Gainsharing

7 Steps to Gainsharing Heaven – OIG Advisory Opinion 17-09

January 15, 2018

In eerie (or perhaps prescient) follow up to my article about gainsharing in the December 31, 2017, issue of The Advisory E-Alert, From Steelworkers to Surgeons: Gainsharing and Physician Groups, on January 5, 2018, the OIG released an important new advisory opinion (Adv. Op. 17-09 – let me know if you’d like a copy) on a gainsharing arrangement between a hospital and neurosurgeons.

A Quick Recap of the Concept

At its heart, in healthcare, gainsharing is a split, a sharing, of the savings or other gains to a hospital as a result of physicians’ (or others’) efforts. It’s what I describe in encapsulated form as, “If I make you a dollar, I get to keep 50 cents.”

The New Advisory Opinion

In Adv. Op. 17-09, the gainsharing deal centers around a hospital that will share the savings over a three-year period resulting from cost-reduction measures implemented by neurosurgeons in connection with spinal fusion surgeries. Although the specific measures aren’t necessarily important for your gainsharing deals, they concerned both the use on an as-needed basis only of Bone Morphogenic Protein and the standardization of certain devices and supplies.

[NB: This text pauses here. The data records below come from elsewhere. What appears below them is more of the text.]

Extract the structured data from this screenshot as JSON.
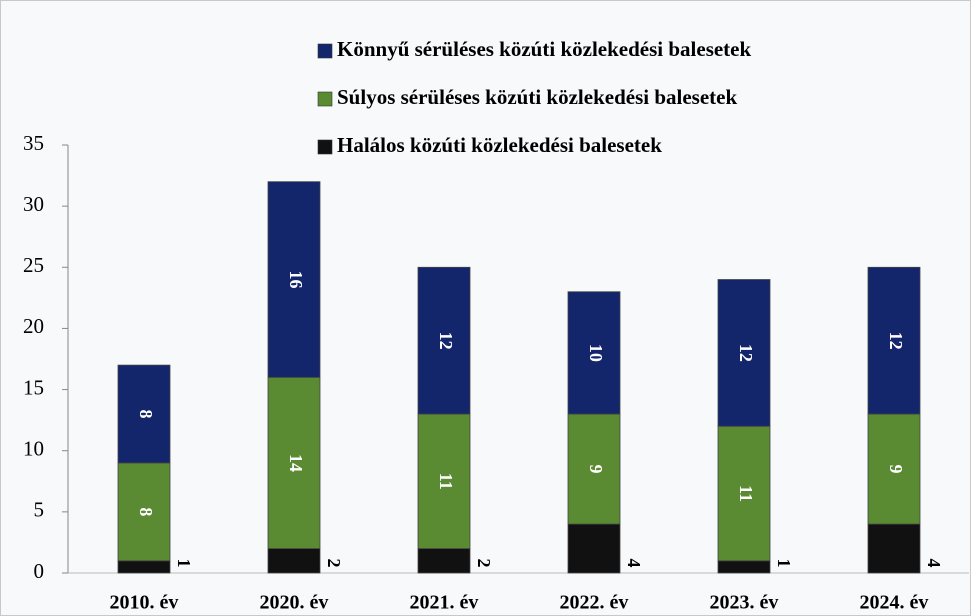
{
  "chart_data": {
    "type": "stacked-bar",
    "categories": [
      "2010. év",
      "2020. év",
      "2021. év",
      "2022. év",
      "2023. év",
      "2024. év"
    ],
    "series": [
      {
        "name": "Halálos közúti közlekedési balesetek",
        "color": "#111111",
        "values": [
          1,
          2,
          2,
          4,
          1,
          4
        ]
      },
      {
        "name": "Súlyos sérüléses közúti közlekedési balesetek",
        "color": "#5a8a32",
        "values": [
          8,
          14,
          11,
          9,
          11,
          9
        ]
      },
      {
        "name": "Könnyű sérüléses közúti közlekedési balesetek",
        "color": "#13266b",
        "values": [
          8,
          16,
          12,
          10,
          12,
          12
        ]
      }
    ],
    "ylim": [
      0,
      35
    ],
    "yticks": [
      0,
      5,
      10,
      15,
      20,
      25,
      30,
      35
    ],
    "grid": false
  }
}
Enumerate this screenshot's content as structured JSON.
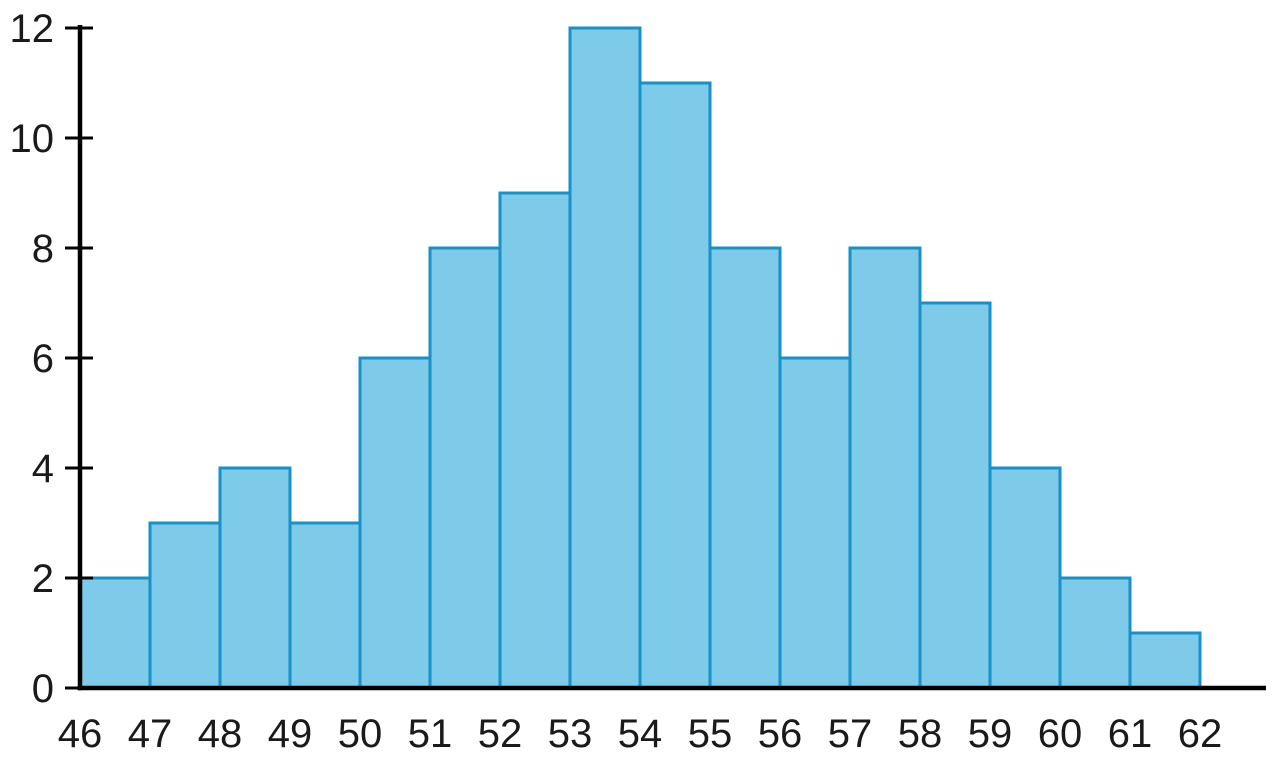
{
  "chart_data": {
    "type": "bar",
    "subtype": "histogram",
    "title": "",
    "xlabel": "",
    "ylabel": "",
    "bin_edges": [
      46,
      47,
      48,
      49,
      50,
      51,
      52,
      53,
      54,
      55,
      56,
      57,
      58,
      59,
      60,
      61,
      62
    ],
    "values": [
      2,
      3,
      4,
      3,
      6,
      8,
      9,
      12,
      11,
      8,
      6,
      8,
      7,
      4,
      2,
      1
    ],
    "x_tick_labels": [
      "46",
      "47",
      "48",
      "49",
      "50",
      "51",
      "52",
      "53",
      "54",
      "55",
      "56",
      "57",
      "58",
      "59",
      "60",
      "61",
      "62"
    ],
    "y_tick_labels": [
      "0",
      "2",
      "4",
      "6",
      "8",
      "10",
      "12"
    ],
    "y_ticks": [
      0,
      2,
      4,
      6,
      8,
      10,
      12
    ],
    "xlim": [
      46,
      62
    ],
    "ylim": [
      0,
      12
    ],
    "grid": "off",
    "legend": "none",
    "colors": {
      "bar_fill": "#7DCBE8",
      "bar_stroke": "#1792C8",
      "axis": "#000000",
      "text": "#1a1a1a"
    }
  }
}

In its grant of a favorable opinion, the OIG cited seven important elements that I call the 7 Steps to Gainsharing Heaven:

First Step to Gainsharing Heaven: The arrangement contains safeguards to mitigate (note that it’s not “eliminate”) the risk that the neurosurgeons will increase their referrals to the hospital.

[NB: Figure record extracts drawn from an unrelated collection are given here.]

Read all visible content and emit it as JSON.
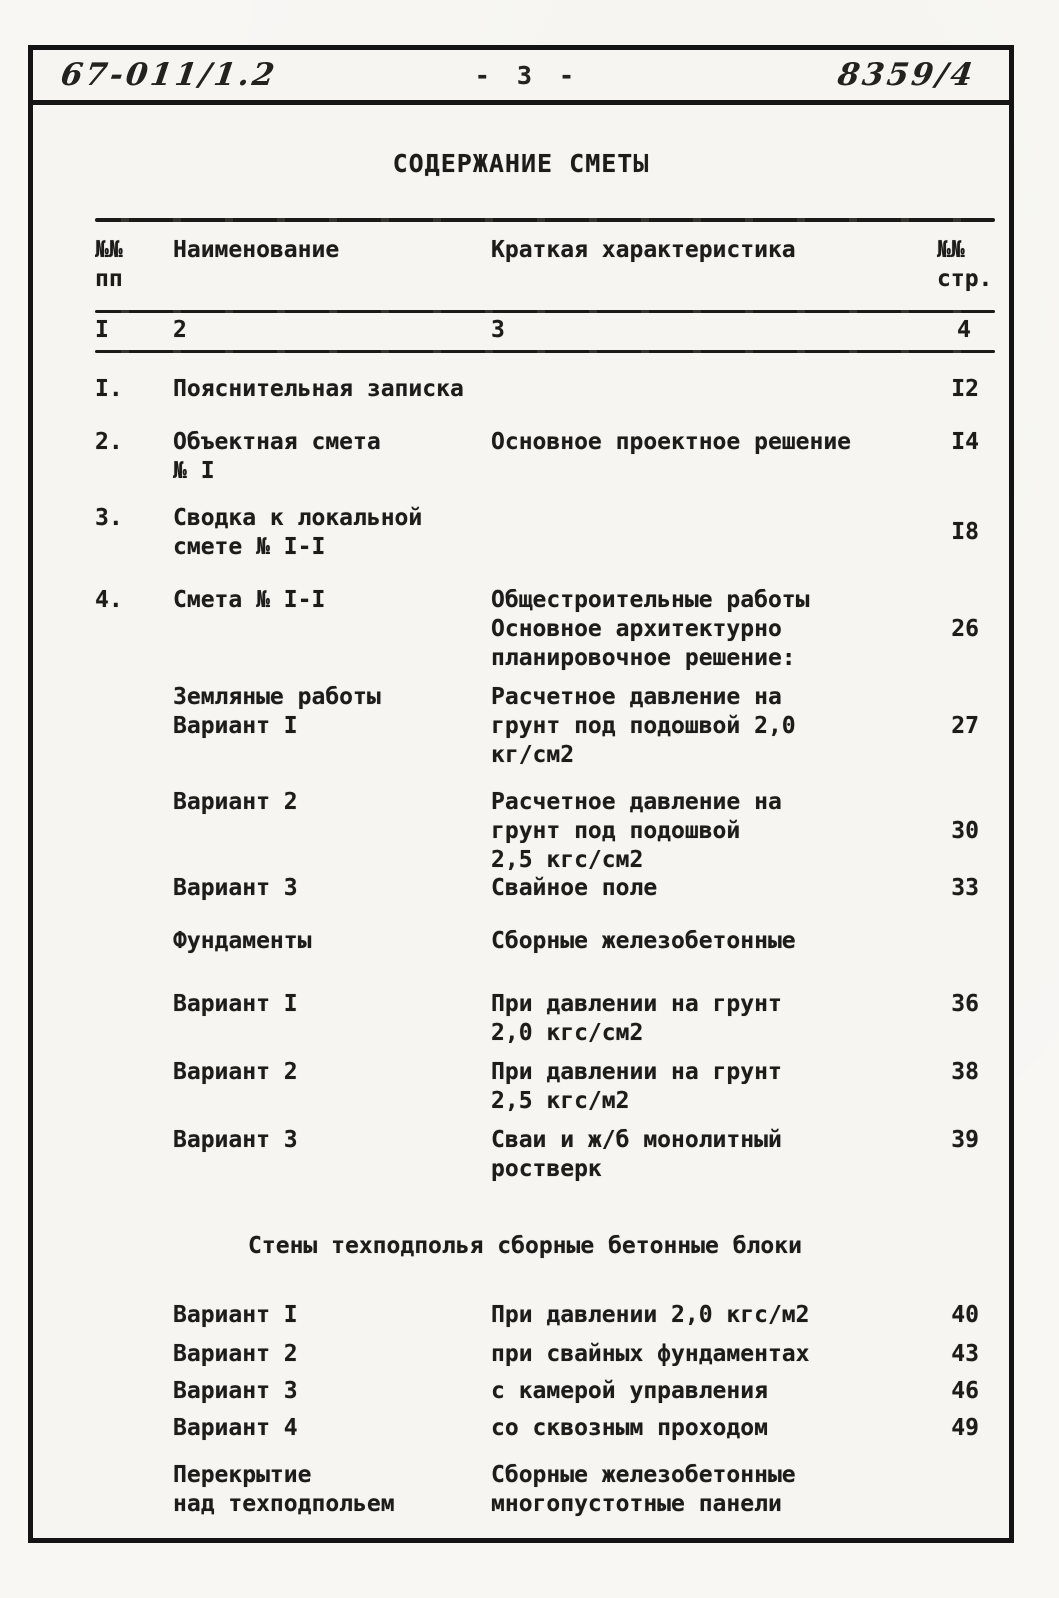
{
  "ink_color": "#1d1c1a",
  "paper_color": "#f6f5f1",
  "page_header": {
    "left_code": "67-011/1.2",
    "page_number": "- 3 -",
    "right_code": "8359/4"
  },
  "title": "СОДЕРЖАНИЕ СМЕТЫ",
  "table": {
    "headers": {
      "num": "№№\nпп",
      "name": "Наименование",
      "desc": "Краткая характеристика",
      "page": "№№\nстр."
    },
    "column_numbers": {
      "c1": "I",
      "c2": "2",
      "c3": "3",
      "c4": "4"
    },
    "rows": [
      {
        "num": "I.",
        "name": "Пояснительная записка",
        "desc": "",
        "page": "I2"
      },
      {
        "num": "2.",
        "name": "Объектная смета\n№ I",
        "desc": "Основное проектное решение",
        "page": "I4"
      },
      {
        "num": "3.",
        "name": "Сводка к локальной\nсмете № I-I",
        "desc": "",
        "page": "I8"
      },
      {
        "num": "4.",
        "name": "Смета № I-I",
        "desc": "Общестроительные работы\nОсновное архитектурно\nпланировочное решение:",
        "page": "26"
      },
      {
        "num": "",
        "name": "Земляные работы\nВариант I",
        "desc": "Расчетное давление на\nгрунт под подошвой 2,0\nкг/см2",
        "page": "27"
      },
      {
        "num": "",
        "name": "Вариант 2",
        "desc": "Расчетное давление на\nгрунт под подошвой\n2,5 кгс/см2",
        "page": "30"
      },
      {
        "num": "",
        "name": "Вариант 3",
        "desc": "Свайное поле",
        "page": "33"
      },
      {
        "num": "",
        "name": "Фундаменты",
        "desc": "Сборные железобетонные",
        "page": ""
      },
      {
        "num": "",
        "name": "Вариант I",
        "desc": "При давлении на грунт\n2,0 кгс/см2",
        "page": "36"
      },
      {
        "num": "",
        "name": "Вариант 2",
        "desc": "При давлении на грунт\n2,5 кгс/м2",
        "page": "38"
      },
      {
        "num": "",
        "name": "Вариант 3",
        "desc": "Сваи и ж/б монолитный\nростверк",
        "page": "39"
      },
      {
        "section": "Стены техподполья сборные бетонные блоки"
      },
      {
        "num": "",
        "name": "Вариант I",
        "desc": "При давлении 2,0 кгс/м2",
        "page": "40"
      },
      {
        "num": "",
        "name": "Вариант 2",
        "desc": "при свайных фундаментах",
        "page": "43"
      },
      {
        "num": "",
        "name": "Вариант 3",
        "desc": "с камерой управления",
        "page": "46"
      },
      {
        "num": "",
        "name": "Вариант 4",
        "desc": "со сквозным проходом",
        "page": "49"
      },
      {
        "num": "",
        "name": "Перекрытие\nнад техподпольем",
        "desc": "Сборные железобетонные\nмногопустотные панели",
        "page": ""
      }
    ]
  }
}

Second Step to Gainsharing Heaven: With an exception for funds retained by the neurosurgeon’s multi-speciality group for administrative expenses, only the participating surgeons, and no other physicians in the group, receive gainsharing incentives. The OIG saw this, including the fact that the administrative percentage to the group was a longstanding element of the group’s compensation structure, as an important element because of its concern that any share retained by the group in general would be a kickback from the hospital to the other physicians in the group to induce their referrals.

Third Step to Gainsharing Heaven: The base year used to measure savings is reset annually.

Fourth Step to Gainsharing Heaven: The arrangement is based on clinically appropriate measures and will require additional training, and a change in their clinical practices, on the part of the participating neurosurgeons.

Firth Step to Gainsharing Heaven: The rewards are tied to actual, verifiable cost savings attributable to the neurosurgeons’ recommendations during spinal fusion surgeries. This prevents the parties from gaming the system.

Sixth Step to Gainsharing Heaven: In connection with the device and supply standardization element of the arrangement, the hospital will continue to have the same, full range of items available to the surgeons as it did prior to the arrangement in order to permit the surgeons to make clinically appropriate product decisions.

Seventh Step to Gainsharing Heaven: No neurosurgeons outside of the subject group will participate in the gainsharing plan. The OIG saw that that as an important element to prevent the hospital from using the lure of the arrangement to attract neurosurgeons from competing hospitals.

Gainsharing involves a complicated dance in and out, around and between, inducements to refer (i.e., violations of the criminal federal Anti-Kickback Statute) and inducements to reduce or limit services (i.e., violations of the Civil Monetary Penalty Statute). And, just as not everyone thinks there’s a heaven, the 7 Steps are instructive but not necessarily applicable, or sufficient, to every gainsharing deal.

The essential takeaway lesson for you is that gainsharing continues to make a significant regulatory comeback.

Gainsharing is an important tool, together with more traditional elements such as coverage stipends, in structuring financial arrangements between physicians and hospitals.